Una sentenza senza precedenti quella che è stata emessa nella serata di ieri dalla Cassazione. La Suprema Corte, infatti, ha stabilito che scrivere un post offensivo sulla propria bacheca di Facebook, il più noto social network, è passibile di una condanna per diffamazione aggravata, proprio come per quanto riguarda le offese a mezzo stampa. Questo perché, sempre secondo quanto riferito dalla Cassazione, postare un commento costituisce pubblicazione di esso, e quindi diffusione e circolazione verso un numero di persone rilevante.

Il caso

Ad essere stato condannato, tramite rito abbreviato, al pagamento di una multa del valore di 1500€ è stato un componente in congedo del corpo militare della Croce Rossa Italiana il quale aveva diffamato l’ex Commissario straordinario della CRI, Francesco Rocca.
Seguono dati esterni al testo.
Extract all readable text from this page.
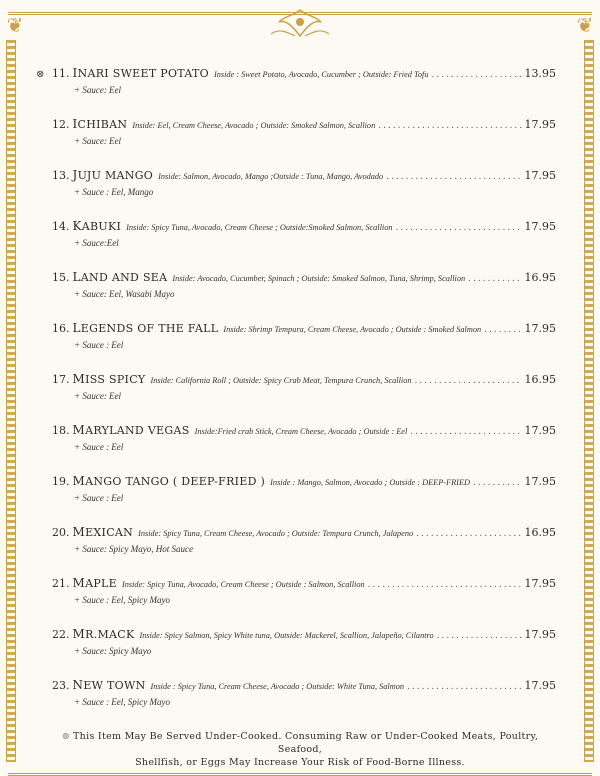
❦	❦
⊗ 11. INARI SWEET POTATO Inside : Sweet Potato, Avocado, Cucumber ; Outside: Fried Tofu .....	13.95
+ Sauce: Eel
12. ICHIBAN Inside: Eel, Cream Cheese, Avocado ; Outside: Smoked Salmon, Scallion .....	17.95
+ Sauce: Eel
13. JUJU MANGO Inside: Salmon, Avocado, Mango ;Outside : Tuna, Mango, Avodado .....	17.95
+ Sauce : Eel, Mango
14. KABUKI Inside: Spicy Tuna, Avocado, Cream Cheese ; Outside:Smoked Salmon, Scallion .....	17.95
+ Sauce:Eel
15. LAND AND SEA Inside: Avocado, Cucumber, Spinach ; Outside: Smoked Salmon, Tuna, Shrimp, Scallion .....	16.95
+ Sauce: Eel, Wasabi Mayo
16. LEGENDS OF THE FALL Inside: Shrimp Tempura, Cream Cheese, Avocado ; Outside : Smoked Salmon .....	17.95
+ Sauce : Eel
17. MISS SPICY Inside: California Roll ; Outside: Spicy Crab Meat, Tempura Crunch, Scallion .....	16.95
+ Sauce: Eel
18. MARYLAND VEGAS Inside:Fried crab Stick, Cream Cheese, Avocado ; Outside : Eel .....	17.95
+ Sauce : Eel
19. MANGO TANGO ( DEEP-FRIED ) Inside : Mango, Salmon, Avocado ; Outside : DEEP-FRIED .....	17.95
+ Sauce : Eel
20. MEXICAN Inside: Spicy Tuna, Cream Cheese, Avocado ; Outside: Tempura Crunch, Jalapeno .....	16.95
+ Sauce: Spicy Mayo, Hot Sauce
21. MAPLE Inside: Spicy Tuna, Avocado, Cream Cheese ; Outside : Salmon, Scallion .....	17.95
+ Sauce : Eel, Spicy Mayo
22. MR.MACK Inside: Spicy Salmon, Spicy White tuna, Outside: Mackerel, Scallion, Jalapeño, Cilantro .....	17.95
+ Sauce: Spicy Mayo
23. NEW TOWN Inside : Spicy Tuna, Cream Cheese, Avocado ; Outside: White Tuna, Salmon .....	17.95
+ Sauce : Eel, Spicy Mayo
⊗ This Item May Be Served Under-Cooked. Consuming Raw or Under-Cooked Meats, Poultry, Seafood,
Shellfish, or Eggs May Increase Your Risk of Food-Borne Illness.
Quest’ultimo era stato definito senza giri di parole “verme” e “parassita” durante uno scambio di vedute su Facebook, nel lontano 2010.
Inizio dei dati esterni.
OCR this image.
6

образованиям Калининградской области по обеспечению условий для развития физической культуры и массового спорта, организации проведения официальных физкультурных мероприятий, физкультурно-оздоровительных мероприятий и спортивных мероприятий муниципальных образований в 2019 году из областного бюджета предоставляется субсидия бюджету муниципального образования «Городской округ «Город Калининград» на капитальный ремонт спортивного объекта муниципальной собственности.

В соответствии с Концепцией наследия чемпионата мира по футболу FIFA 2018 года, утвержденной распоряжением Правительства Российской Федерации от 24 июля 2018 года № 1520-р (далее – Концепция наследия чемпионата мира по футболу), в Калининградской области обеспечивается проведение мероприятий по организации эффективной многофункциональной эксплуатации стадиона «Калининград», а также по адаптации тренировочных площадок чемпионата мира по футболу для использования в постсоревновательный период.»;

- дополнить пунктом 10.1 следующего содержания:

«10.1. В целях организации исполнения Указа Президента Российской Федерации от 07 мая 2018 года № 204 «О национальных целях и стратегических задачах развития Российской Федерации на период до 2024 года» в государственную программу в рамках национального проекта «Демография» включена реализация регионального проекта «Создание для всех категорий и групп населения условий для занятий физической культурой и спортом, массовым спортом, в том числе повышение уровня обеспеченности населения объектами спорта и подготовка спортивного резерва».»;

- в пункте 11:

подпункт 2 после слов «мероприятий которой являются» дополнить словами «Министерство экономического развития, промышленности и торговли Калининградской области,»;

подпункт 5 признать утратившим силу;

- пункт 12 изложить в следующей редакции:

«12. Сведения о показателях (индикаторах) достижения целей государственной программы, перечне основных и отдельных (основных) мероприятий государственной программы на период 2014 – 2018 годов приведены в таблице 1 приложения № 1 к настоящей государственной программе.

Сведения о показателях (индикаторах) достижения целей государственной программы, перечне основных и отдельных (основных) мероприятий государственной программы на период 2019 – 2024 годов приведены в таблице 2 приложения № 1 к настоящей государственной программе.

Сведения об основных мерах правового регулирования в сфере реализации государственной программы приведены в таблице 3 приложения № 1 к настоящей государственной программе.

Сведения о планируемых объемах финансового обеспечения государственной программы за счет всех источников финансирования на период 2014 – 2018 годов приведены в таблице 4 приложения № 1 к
Il dibattito, almeno inizialmente, riguardava essenzialmente soltanto delle scelte che lo stesso Rocca aveva adottato quando era alla guida dell’ente, ma poi la cosa era presto degenerata, come lo stesso giudice ha riconosciuto, e non si trattava più di semplice diritto di critica: tutta la questione era sfociata in offese del decoro della persona.

Rocca non ci pensò su due volte e denunciò alle autorità competenti di essere stato diffamato da vari soggetti durante un dibattito sul web, allegando anche le fotografie dei vari commenti. Facebook – recentemente sotto i riflettori per l'arresto di uno dei suoi manager i Brasile – non ha rilasciato dichiarazioni.

La decisione

Di conseguenza, la Cassazione ha riconosciuto come frasi del tipo “parassita del sistema clientelare” o “quando i cialtroni diventano parassiti” siano lesive della reputazione di una persona, trattandosi soltanto di una gratuita aggressione delle qualità morali e personali di Rocca, non di critche al suo operato come Commissario straordinario.
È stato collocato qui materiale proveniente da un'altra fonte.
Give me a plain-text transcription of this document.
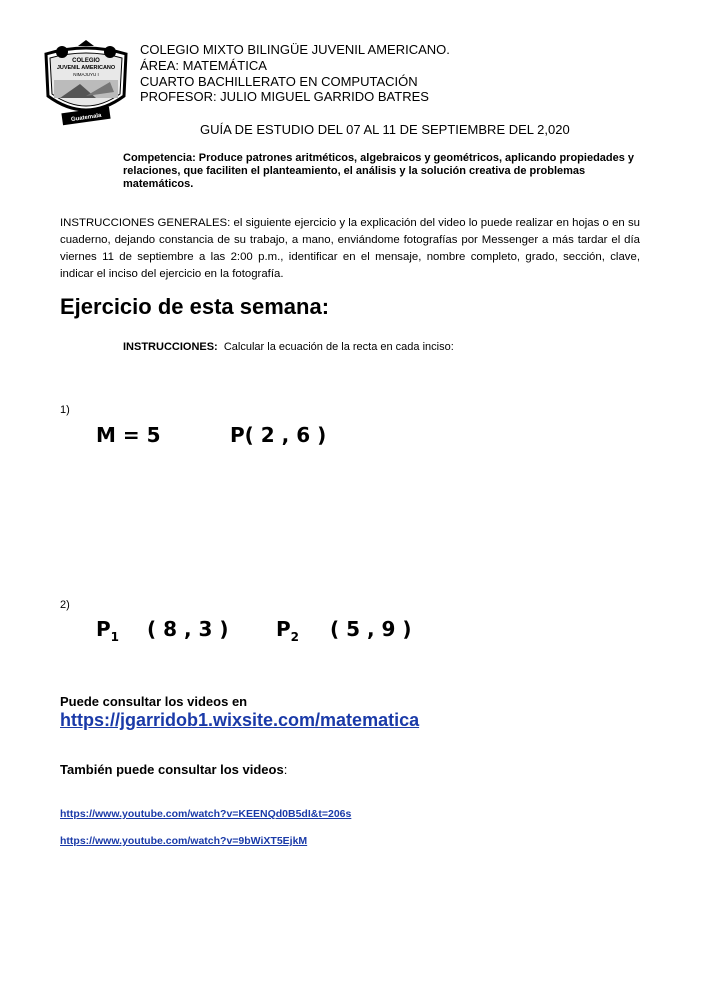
COLEGIO
JUVENIL AMERICANO
NIMAJUYU I
Guatemala
COLEGIO MIXTO BILINGÜE JUVENIL AMERICANO.
ÁREA: MATEMÁTICA
CUARTO BACHILLERATO EN COMPUTACIÓN
PROFESOR: JULIO MIGUEL GARRIDO BATRES
GUÍA DE ESTUDIO DEL 07 AL 11 DE SEPTIEMBRE DEL 2,020
Competencia: Produce patrones aritméticos, algebraicos y geométricos, aplicando propiedades y relaciones, que faciliten el planteamiento, el análisis y la solución creativa de problemas matemáticos.
INSTRUCCIONES GENERALES: el siguiente ejercicio y la explicación del video lo puede realizar en hojas o en su cuaderno, dejando constancia de su trabajo, a mano, enviándome fotografías por Messenger a más tardar el día viernes 11 de septiembre a las 2:00 p.m., identificar en el mensaje, nombre completo, grado, sección, clave, indicar el inciso del ejercicio en la fotografía.
Ejercicio de esta semana:
INSTRUCCIONES: Calcular la ecuación de la recta en cada inciso:
1)
M = 5	P( 2 , 6 )
2)
$P_1$ ( 8 , 3 ) $P_2$ ( 5 , 9 )
Puede consultar los videos en
https://jgarridob1.wixsite.com/matematica
También puede consultar los videos:
https://www.youtube.com/watch?v=KEENQd0B5dI&t=206s
https://www.youtube.com/watch?v=9bWiXT5EjkM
La condanna per diffamazione aggravata è giustificata dal fatto che lo scopo di un messaggio sulla propria bacheca del social network Facebook è proprio quello di condividere esperienze personali con quante più persone è possibile, e quindi con un indeterminato numero di persone. In questo modo, la Cassazione ha confermato il giudizio del gip del Tribunale di Palermo del luglio 2015.